[Paper Note] Grounding DINO: Marrying DINO with Grounded Pre-Training for Open-Set Object Detection
Grounding DINO: Marrying DINO with Grounded Pre-Training for Open-Set Object Detection
Open-set object detection refers to the task of detecting objects of unknown categories, not just those from a predefined set. For example, it could involve identifying a lion’s ear. This field is advanced by introducing language to generalize to unseen objects.
Most existing open-set detectors extend closed-set detectors to open-set scenarios by incorporating language information.
- Contrastive learning can be used to give each region in an image language-aware representations.
- We have identified three points where language-vision fusion can occur:

- Backbone: Used for feature extraction.
- Neck: For feature enhancement, and also for multi-modal feature fusion.
- Head: For prediction, such as bounding boxes.
Previous Works
It was challenging for previous CNN-based methods to perform feature fusion across all three phases. In contrast, Transformer-based detectors can easily integrate multi-modal information.
CLIP, for instance, does not perform well on region-text pair tasks.
GLIP introduced a new approach by incorporating contrastive training between object regions and language phrases on large-scale data.
Limitations of GLIP:
- GLIP directly concatenates categories into sentences without considering their order, which can lead to interference between unrelated categories.
Improvements made by Grounding DINO:
- Grounding DINO treats phrases of different categories as separate sentences, extracting text features for each independently.
This work also introduces Referring Expression Comprehension (REC), a scenario often overlooked by previous methods.
- REC: Using natural language to point to a specific object, e.g., “the fruit to the right of the apple.”
Method
The method takes an image-text pair as input. It can handle multiple pairs of object boxes and noun phrases. For Referring Expression Comprehension (REC), there is only one bounding box for each text input.
- The image is fed into a Swin Transformer to extract image features, while the text is processed by BERT to obtain text features.
- A feature enhancer module (Neck) is then used for cross-modality feature fusion.
- Language-Guided Query Selection:
- We start with NI image tokens and NT text tokens. Typically, there are over 10,000 image tokens and fewer than 256 text tokens.
- The dot product between each image token and each text token is computed, resulting in an NI×NT matrix of logits.
- We apply
max(dim=-1) to get the maximum text token logit corresponding to each image token.
- Then, the top Nq image tokens corresponding to these logits are selected, where Nq is set to 900. Each token here acts as a query, which may or may not find a bounding box and its corresponding text feature. In essence, a query might produce a bounding box (x, y, w, h) and a text feature.
- Decoder: The DINO decoder is extended with a text cross-attention mechanism.
- For more details, especially on how positive and negative bounding boxes are used to train the model to understand that a query might not produce a valid bounding box, refer to the paper DINO.
Loss Function
- Bounding Box Regression: We use both L1 loss and GIOU loss.

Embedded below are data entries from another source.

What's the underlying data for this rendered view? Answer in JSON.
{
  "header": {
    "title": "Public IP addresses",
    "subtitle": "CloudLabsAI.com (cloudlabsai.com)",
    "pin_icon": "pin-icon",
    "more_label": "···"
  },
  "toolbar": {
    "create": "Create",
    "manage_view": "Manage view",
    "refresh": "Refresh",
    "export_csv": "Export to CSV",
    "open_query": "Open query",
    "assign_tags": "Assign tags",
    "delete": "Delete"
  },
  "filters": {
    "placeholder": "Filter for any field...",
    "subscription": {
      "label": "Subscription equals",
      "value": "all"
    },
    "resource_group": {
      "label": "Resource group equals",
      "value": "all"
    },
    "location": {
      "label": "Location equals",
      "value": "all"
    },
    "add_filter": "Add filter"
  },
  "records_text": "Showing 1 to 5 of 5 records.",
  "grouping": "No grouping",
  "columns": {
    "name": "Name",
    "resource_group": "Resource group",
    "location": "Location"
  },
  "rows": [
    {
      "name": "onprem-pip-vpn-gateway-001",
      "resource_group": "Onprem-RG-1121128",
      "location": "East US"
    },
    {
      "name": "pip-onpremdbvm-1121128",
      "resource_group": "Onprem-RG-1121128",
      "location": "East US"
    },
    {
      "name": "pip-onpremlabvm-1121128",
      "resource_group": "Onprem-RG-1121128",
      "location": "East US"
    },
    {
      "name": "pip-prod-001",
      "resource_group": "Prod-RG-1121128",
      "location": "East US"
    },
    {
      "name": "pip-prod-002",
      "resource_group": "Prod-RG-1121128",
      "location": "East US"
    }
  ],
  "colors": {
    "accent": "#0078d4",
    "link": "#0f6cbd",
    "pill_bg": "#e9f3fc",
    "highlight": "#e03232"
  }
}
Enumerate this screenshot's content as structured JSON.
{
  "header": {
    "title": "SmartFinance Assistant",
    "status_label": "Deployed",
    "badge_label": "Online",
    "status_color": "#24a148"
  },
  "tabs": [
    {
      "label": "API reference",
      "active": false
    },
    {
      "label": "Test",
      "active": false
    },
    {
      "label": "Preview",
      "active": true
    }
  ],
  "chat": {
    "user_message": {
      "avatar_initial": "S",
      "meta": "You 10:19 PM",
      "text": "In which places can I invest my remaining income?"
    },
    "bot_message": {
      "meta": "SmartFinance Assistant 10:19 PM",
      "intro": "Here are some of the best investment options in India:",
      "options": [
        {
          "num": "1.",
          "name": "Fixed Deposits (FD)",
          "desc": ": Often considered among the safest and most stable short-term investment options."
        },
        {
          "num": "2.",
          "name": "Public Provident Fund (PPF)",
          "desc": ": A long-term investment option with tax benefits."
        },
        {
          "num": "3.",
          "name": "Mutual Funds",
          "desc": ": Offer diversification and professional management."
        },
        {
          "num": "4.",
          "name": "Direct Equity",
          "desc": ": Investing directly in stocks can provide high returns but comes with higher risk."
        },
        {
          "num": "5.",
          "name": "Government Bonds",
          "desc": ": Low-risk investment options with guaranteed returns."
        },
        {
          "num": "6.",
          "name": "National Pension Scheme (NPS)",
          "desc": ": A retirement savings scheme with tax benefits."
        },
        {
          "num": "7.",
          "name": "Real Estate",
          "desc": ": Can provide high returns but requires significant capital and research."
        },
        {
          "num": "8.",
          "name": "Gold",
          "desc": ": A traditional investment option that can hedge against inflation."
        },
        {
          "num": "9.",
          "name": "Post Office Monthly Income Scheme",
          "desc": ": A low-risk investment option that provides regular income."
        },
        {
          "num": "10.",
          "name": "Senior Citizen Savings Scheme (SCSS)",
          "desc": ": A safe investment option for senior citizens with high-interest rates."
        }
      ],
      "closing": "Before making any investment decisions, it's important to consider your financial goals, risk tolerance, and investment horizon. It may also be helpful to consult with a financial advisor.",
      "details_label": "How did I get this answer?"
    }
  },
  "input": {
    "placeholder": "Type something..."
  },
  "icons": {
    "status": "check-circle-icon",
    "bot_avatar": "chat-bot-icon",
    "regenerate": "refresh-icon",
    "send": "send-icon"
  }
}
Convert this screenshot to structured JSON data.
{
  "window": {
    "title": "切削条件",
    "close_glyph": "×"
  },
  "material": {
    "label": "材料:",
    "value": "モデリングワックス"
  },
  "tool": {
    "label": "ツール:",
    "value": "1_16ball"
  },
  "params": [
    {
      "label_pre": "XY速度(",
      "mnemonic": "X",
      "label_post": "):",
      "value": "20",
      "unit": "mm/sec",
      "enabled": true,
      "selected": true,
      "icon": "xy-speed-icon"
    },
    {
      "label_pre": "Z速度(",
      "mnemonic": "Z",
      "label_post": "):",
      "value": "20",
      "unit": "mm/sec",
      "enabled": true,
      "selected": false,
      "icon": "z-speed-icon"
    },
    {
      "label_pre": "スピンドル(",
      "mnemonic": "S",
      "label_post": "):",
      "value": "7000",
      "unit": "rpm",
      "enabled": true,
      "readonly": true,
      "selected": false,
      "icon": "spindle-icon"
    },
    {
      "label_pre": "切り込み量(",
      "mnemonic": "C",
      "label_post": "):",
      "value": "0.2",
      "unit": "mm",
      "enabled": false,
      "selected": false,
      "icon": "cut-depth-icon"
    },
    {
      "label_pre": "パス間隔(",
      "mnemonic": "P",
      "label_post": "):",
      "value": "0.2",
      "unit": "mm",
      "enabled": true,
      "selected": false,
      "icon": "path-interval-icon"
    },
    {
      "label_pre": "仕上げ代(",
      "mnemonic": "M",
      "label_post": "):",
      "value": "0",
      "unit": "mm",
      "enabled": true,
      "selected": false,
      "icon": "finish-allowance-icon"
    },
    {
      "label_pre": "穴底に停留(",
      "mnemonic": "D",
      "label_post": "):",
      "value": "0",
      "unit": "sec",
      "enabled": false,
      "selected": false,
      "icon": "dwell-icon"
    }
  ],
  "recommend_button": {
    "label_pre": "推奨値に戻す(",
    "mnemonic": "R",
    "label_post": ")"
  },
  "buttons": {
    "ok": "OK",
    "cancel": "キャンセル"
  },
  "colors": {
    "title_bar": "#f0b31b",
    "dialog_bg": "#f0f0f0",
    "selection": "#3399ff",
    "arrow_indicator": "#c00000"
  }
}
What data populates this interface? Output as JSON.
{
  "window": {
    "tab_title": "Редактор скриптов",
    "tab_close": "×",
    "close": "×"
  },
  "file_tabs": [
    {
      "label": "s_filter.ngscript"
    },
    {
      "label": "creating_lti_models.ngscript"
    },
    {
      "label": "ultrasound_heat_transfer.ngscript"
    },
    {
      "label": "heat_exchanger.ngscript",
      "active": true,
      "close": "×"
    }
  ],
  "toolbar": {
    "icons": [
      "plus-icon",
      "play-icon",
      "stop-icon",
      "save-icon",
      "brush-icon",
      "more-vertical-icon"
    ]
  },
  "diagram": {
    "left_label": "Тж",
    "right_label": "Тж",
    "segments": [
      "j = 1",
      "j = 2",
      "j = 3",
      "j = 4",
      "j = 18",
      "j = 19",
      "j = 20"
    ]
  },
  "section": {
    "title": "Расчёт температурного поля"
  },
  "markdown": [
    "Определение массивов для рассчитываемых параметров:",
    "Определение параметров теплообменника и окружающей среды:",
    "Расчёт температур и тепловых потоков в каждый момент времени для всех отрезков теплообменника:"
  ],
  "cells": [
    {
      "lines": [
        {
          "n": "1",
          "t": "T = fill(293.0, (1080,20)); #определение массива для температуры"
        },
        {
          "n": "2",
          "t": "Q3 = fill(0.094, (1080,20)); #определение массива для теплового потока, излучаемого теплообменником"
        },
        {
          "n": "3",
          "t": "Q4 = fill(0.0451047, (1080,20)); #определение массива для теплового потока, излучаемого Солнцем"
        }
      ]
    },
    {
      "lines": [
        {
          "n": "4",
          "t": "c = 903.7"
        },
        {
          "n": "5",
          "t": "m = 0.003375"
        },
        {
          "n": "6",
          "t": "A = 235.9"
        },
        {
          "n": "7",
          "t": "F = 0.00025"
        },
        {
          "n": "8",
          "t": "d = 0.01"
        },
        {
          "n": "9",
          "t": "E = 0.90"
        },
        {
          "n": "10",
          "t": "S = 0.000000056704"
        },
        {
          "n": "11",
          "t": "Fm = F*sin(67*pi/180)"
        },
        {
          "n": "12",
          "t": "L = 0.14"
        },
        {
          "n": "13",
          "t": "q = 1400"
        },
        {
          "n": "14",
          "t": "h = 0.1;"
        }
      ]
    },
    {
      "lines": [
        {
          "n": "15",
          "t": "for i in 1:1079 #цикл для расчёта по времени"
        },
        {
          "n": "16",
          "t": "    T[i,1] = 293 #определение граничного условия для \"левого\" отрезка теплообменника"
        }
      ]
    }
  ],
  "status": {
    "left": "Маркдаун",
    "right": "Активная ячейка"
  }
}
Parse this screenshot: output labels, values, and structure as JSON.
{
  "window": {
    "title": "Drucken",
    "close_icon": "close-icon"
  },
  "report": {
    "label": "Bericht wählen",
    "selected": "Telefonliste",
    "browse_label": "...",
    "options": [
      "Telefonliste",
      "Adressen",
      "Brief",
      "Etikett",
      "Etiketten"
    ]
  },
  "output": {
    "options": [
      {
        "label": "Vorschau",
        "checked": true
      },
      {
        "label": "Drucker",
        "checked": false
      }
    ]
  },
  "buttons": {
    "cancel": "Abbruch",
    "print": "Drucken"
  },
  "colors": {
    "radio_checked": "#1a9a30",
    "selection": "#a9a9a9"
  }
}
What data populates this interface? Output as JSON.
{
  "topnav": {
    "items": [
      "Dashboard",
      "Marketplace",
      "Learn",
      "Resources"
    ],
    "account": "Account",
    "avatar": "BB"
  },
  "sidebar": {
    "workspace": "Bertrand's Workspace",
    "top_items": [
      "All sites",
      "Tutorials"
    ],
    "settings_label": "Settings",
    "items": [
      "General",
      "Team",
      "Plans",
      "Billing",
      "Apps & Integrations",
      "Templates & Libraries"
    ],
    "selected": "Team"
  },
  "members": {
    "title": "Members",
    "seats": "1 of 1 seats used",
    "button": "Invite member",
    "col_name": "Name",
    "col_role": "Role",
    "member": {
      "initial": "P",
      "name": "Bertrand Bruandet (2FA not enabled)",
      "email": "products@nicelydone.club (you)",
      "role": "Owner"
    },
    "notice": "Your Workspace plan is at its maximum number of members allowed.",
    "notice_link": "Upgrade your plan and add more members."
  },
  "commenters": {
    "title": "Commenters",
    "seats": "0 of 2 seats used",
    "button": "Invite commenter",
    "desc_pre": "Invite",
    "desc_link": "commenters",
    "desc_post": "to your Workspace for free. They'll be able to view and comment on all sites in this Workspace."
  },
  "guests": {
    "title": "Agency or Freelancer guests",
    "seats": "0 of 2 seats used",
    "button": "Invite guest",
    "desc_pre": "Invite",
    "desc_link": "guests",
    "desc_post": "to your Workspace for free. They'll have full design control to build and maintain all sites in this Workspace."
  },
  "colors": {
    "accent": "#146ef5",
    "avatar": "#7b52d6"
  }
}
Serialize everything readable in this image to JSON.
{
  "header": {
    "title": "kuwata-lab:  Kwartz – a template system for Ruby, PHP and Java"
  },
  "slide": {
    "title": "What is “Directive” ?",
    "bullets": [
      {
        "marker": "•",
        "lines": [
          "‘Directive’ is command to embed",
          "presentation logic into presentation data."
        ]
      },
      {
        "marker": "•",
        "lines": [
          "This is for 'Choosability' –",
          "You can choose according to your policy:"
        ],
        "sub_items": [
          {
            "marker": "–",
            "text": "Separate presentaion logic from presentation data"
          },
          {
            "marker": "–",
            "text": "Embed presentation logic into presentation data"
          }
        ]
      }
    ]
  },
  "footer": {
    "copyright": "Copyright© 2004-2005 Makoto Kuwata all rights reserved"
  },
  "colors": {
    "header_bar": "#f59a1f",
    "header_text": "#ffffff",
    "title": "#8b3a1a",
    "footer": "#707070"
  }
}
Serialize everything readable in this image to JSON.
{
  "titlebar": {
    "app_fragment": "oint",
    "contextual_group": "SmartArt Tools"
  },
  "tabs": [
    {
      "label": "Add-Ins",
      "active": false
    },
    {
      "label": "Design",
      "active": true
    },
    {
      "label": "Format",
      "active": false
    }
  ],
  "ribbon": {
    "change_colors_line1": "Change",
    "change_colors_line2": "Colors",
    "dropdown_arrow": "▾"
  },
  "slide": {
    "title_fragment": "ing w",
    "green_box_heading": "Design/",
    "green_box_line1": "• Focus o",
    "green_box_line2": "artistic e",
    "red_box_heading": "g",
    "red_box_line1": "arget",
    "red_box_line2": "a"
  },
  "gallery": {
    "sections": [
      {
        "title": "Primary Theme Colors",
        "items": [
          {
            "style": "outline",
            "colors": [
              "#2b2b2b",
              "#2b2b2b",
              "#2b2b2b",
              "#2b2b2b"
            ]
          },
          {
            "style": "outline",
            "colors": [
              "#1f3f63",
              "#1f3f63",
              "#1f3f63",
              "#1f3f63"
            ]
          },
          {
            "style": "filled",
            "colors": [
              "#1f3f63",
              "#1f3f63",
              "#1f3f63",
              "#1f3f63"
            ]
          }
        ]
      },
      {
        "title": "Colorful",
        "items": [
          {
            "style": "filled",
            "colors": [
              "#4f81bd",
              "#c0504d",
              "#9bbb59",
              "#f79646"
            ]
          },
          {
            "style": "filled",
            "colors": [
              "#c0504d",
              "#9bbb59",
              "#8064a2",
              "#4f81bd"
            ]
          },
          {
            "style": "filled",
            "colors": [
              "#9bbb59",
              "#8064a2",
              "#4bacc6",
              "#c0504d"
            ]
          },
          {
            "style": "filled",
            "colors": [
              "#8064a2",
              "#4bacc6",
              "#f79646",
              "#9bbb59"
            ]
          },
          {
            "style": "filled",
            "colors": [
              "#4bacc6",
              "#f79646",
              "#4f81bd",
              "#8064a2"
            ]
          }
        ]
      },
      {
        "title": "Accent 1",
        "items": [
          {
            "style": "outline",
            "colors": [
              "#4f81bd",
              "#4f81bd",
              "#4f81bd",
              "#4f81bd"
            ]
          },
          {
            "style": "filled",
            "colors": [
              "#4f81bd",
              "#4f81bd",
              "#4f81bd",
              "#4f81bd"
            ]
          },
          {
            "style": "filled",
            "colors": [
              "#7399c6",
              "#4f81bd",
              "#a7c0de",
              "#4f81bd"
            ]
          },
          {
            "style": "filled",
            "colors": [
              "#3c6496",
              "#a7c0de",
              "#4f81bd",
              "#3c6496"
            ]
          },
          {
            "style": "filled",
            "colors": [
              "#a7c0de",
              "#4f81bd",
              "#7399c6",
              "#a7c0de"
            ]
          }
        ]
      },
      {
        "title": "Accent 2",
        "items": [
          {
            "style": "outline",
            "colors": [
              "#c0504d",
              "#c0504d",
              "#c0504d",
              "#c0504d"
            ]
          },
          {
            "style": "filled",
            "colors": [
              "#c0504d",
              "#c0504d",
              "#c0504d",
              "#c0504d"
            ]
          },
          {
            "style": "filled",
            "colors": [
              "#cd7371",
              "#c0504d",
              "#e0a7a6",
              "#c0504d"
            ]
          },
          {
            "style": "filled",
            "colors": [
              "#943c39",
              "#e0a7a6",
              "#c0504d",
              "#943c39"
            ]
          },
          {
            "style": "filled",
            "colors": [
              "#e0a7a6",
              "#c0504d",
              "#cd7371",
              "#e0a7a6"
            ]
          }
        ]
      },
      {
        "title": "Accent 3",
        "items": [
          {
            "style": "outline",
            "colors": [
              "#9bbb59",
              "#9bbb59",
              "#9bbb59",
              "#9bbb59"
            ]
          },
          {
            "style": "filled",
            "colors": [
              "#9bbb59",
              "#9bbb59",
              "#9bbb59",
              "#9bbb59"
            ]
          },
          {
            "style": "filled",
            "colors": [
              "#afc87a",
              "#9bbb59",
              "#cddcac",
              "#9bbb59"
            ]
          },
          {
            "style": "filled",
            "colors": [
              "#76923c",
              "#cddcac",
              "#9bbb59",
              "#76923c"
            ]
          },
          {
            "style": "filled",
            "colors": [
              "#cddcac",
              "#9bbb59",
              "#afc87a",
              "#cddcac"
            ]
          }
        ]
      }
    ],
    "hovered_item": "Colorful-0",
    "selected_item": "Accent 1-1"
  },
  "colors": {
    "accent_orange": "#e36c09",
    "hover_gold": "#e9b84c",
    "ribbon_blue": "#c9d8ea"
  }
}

- GIOU loss assesses the overlap between two bounding boxes.
- L1 loss measures the difference between the predicted (x, y, w, h) and the ground truth (x, y, w, h).
- Contrastive Loss:
- For the final output of each query, the similarity between its text feature and the feature of its corresponding bounding box is calculated. If a generated bounding box does not match any ground truth, then no text feature should be similar to its feature.
Bipartite Matching: How do we map the outputs of 900 queries to a small number of ground truth bounding boxes?
- Following the method in DINO, we first calculate a matching cost and then use the Hungarian algorithm to find the optimal bipartite matching.
- Matched pairs are considered positive samples, while unmatched pairs are negative samples. The training objective for negative samples is to minimize the similarity between their features and text features.
Experiments
The model was evaluated across various tasks:
- Closed-set object detection: Performance was assessed using the COCO detection benchmark.
- Open-set object detection: This was evaluated on zero-shot COCO, LVIS, and ODinW datasets.
- Referring setting: Performance for referring expression comprehension was tested using the RefCOCO dataset.
Model Details
- Backbone: Swin Transformer was used as the image backbone.
- Text Encoder: BERT-base from Hugging Face was employed as the text encoder.
- Computational Efficiency: To reduce computational load, deformable attention was utilized in the image cross-attention modules.
- Pretraining Data: The model was pretrained on Objects365 and OpenImages datasets.